Measuring the systemic contribution of the FRM is exceedingly difficult because the use of different mortgage products is endogenous. Theory predicts that home buyers in places where house price appreciation is high would try to get the biggest mortgage possible, conditional on their income, something that an ARM typically facilitates. When the yield-curve has a positive slope (in most cases) and short-term interest rates are lower than long-term interest rates, ARMs loans offer lower initial payments compared to FRMs. Thus, it is very difficult to disentangle the causal effect of the housing boom on mortgage choice from the effect of mortgage choice on the housing boom.

In addition, there is evidence from overseas that suggests that the FRM is not essential for price stability. As Anthony B. Sanders, professor of finance at the George Mason School of Management, points out in his written testimony, FRMs are rare outside the United States.
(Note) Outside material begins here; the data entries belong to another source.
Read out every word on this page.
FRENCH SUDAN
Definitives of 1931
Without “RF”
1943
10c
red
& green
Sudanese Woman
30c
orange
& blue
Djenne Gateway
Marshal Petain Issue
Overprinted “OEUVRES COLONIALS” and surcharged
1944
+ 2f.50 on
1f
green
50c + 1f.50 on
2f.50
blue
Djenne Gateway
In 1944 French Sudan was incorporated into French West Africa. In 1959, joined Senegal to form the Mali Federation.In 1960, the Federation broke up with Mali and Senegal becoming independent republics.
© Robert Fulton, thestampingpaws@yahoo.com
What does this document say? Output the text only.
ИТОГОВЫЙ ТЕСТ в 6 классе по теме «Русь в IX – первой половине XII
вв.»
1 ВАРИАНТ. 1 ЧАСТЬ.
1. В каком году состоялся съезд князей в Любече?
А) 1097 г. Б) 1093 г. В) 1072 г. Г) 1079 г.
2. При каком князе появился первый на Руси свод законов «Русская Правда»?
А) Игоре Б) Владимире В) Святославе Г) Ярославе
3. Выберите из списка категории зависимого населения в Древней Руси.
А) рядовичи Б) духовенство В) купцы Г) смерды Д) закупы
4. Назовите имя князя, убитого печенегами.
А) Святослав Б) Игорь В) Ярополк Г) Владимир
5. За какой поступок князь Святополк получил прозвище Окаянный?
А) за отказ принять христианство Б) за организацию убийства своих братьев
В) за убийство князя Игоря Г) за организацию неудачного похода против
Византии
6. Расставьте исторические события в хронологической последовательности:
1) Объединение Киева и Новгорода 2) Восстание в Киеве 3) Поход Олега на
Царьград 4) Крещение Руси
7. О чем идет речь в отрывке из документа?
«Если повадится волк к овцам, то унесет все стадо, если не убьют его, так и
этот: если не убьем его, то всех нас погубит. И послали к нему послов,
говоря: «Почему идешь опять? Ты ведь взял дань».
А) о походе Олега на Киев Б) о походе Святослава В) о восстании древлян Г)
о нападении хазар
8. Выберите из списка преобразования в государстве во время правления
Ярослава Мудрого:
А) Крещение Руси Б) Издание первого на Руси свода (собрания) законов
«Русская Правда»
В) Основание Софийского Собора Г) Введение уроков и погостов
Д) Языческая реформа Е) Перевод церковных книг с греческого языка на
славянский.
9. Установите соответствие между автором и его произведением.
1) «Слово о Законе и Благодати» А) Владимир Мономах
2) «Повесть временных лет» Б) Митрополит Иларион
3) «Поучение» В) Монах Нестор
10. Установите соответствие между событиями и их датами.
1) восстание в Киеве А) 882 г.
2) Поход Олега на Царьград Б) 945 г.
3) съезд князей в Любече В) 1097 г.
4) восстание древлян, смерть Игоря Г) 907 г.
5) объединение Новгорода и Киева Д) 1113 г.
A theory of the stabilizing properties of FRMs would have to explain why Canadian borrowers emerged more or less unscathed from the global property bubble of the 2000s, despite almost exclusively using ARMs.

By Paul Willen, senior economist and policy adviser at the Boston Fed (with Boston Fed economist Christopher Foote and Atlanta Fed economist Kristopher Gerardi)


1 First liens in LPS data for May 2011.

2 See the testimony of Susan Woodward for a discussion.

3 See the discussion in chapter XV of Leo Grebler, David M. Blank, and Louis Winnick (Princeton, NJ: Princeton University Press, 1956), 218–235; available on the website of the National Bureau of Economic Research.